The syntax for introducing function procedure tokens is:

	function-procedure:
		FUNC type-name :

The type-name must be a prototyped function type. The pragma results in the declaration of a function of that type with external linkage and the introduction of a procedure token suitable for an in-lining of the function. (If an ellipsis is present in the prototyped function type, it is used in the function declaration but not in the procedure token introduction.) Every parameter type and result type is mapped onto the token introduction:

	EXP rvalue:

The example below:

	#pragma token FUNC int(int): putchar#

declares a function, putchar, which returns an int and takes an int as its argument, and introduces a procedure token suitable for in-lining putchar. Note that:

	#undef putchar

will remove the procedure token but not the underlying function.

F.9.4 Defining procedure tokens

All procedure tokens are defined by the same mechanism. Since simple and function procedure tokens can be transformed into general procedure tokens, the definition will be explained in terms of general procedure tokens.

The syntax for defining procedure tokens is given below and is based upon the standard parameterised macro definition. However, as in the definitions of expressions and statements, the #defines of procedure token identifiers are evaluated in phase 7 of translation as described in the ISO C standard.

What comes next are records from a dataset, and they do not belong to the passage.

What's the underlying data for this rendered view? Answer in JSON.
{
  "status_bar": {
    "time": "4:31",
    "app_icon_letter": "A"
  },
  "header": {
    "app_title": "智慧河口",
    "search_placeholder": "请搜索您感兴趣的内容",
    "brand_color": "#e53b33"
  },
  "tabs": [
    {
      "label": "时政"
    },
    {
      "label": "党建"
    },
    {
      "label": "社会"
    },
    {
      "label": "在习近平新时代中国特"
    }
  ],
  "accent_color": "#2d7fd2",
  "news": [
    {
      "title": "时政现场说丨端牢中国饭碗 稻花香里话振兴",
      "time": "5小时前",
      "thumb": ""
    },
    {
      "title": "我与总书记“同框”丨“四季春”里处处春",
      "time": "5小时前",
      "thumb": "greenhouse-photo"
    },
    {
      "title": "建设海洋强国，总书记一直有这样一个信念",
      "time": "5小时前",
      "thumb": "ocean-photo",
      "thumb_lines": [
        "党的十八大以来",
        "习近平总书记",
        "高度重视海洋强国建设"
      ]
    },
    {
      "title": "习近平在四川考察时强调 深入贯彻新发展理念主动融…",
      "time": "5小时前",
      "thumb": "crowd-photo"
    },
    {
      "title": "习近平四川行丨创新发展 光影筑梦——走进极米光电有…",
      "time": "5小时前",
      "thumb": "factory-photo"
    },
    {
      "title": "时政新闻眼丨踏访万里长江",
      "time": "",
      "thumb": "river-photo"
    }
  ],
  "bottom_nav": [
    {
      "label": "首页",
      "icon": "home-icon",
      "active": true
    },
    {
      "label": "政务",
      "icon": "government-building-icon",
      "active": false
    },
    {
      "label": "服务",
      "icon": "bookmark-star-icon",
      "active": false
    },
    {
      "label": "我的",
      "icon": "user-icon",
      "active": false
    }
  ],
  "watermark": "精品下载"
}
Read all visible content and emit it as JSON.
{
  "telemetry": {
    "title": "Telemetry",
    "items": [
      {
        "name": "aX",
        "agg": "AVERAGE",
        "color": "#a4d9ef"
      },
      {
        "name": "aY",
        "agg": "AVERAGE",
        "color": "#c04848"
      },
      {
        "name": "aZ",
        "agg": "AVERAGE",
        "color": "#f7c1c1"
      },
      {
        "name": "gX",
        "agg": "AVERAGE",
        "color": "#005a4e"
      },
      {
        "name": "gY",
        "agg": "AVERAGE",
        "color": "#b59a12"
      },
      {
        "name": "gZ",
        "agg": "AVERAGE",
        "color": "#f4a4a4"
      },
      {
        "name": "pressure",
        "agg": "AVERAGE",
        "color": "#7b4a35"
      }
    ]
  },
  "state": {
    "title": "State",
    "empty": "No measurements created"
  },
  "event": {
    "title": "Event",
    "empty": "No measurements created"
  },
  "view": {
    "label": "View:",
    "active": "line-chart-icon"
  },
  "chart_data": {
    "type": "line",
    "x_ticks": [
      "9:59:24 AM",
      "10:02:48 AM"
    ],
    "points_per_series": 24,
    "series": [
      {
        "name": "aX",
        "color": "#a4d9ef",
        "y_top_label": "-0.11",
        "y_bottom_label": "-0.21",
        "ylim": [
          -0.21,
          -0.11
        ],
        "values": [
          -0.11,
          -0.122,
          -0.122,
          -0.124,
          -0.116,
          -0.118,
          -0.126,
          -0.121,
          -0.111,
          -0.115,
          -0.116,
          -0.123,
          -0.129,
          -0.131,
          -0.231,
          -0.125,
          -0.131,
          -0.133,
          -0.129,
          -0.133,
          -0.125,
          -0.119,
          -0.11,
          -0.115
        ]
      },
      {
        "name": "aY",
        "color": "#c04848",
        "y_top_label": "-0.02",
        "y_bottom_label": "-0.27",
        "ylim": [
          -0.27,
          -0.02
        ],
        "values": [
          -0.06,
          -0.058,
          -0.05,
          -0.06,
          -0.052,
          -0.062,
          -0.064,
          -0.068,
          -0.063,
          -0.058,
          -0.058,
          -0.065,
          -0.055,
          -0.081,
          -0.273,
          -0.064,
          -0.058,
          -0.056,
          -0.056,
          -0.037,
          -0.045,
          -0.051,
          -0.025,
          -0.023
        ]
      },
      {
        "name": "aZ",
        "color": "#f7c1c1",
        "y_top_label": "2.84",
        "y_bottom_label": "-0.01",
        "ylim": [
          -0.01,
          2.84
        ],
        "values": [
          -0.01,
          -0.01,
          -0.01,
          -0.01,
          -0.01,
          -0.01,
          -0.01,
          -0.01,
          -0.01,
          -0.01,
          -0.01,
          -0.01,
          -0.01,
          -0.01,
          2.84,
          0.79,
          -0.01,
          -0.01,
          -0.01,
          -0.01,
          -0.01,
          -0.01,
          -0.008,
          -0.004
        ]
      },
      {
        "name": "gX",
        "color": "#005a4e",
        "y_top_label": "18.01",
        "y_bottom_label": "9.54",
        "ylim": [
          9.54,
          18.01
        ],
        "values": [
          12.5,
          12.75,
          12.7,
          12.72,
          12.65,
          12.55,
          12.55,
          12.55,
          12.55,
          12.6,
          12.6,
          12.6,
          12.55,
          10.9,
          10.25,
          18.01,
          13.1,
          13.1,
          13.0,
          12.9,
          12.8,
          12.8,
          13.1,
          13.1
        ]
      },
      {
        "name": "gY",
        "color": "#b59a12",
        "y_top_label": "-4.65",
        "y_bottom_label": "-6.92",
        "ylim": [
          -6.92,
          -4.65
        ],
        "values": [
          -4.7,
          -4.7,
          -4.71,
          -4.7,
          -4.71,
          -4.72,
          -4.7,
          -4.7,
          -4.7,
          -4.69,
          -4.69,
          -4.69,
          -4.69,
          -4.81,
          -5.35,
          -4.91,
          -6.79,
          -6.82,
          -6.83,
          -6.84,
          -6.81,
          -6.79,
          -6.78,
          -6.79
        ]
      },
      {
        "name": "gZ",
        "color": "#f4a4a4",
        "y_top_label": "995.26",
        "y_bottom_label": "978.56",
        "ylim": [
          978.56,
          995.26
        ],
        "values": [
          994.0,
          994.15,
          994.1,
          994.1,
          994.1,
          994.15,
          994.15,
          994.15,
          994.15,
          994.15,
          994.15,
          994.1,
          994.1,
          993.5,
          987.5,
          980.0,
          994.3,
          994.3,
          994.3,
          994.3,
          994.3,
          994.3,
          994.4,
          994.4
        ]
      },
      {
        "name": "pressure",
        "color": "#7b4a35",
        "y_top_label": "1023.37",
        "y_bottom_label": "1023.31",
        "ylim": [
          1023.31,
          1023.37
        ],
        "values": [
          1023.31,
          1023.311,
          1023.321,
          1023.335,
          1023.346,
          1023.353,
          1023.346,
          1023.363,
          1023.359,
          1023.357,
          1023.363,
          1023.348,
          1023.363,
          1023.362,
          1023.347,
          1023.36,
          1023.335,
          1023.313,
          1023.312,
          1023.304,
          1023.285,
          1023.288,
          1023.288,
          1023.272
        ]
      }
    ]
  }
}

	#define identifier ( id-list_opt ) assignment-expression

	#define identifier ( id-list_opt ) statement


	id-list:
		identifier
		identifer, id-list

The id-list must correspond directly to the program parameters of the procedure token introduction. There must be precisely one identifier for each program parameter. These identifiers are used to identify the program parameters of the procedure token being defined and have a scope that terminates at the end of the procedure token definition. They are placed in the default name spaces for the kinds of program constructs which they identify.

None of the bound token dependencies can be defined during the evaluation of the definition of the procedure token since they are effectively provided by the arguments of the procedure token each time it is called. To illustrate this, consider the example below based on the dderef token used earlier.

	#pragma token PROC{TYPE t, EXP rvalue:t**:e|EXP e}EXP rvalue:t:dderef#
	#define dderef (A) (**(A))

The identifiers t and e are not in scope during the definition, being merely local identifiers for use in the procedure token introduction. The only identifier in scope is A. A identifies an expression token which is an rvalue whose type is a pointer to a pointer to a type token. The expression token and the type token are provided by the arguments at the time of calling the procedure token.

Again, the presence of a procedure token introduction can alter the semantics of a program. Consider the program below.

	#pragma token PROC {TYPE t, EXP lvalue:t:,EXP lvalue:t:}STATEMENT SWAP#
	#define SWAP(T,A,B)\
		{T x; x=B; B=A; A=x;}
	void f(int x, int y) {
		SWAP(int, x, y)
	}

The definition and call of the procedure token are extremely straightforward. However, if the procedure token introduction is absent, the swap does not take place because x refers to the variable in the inner scope.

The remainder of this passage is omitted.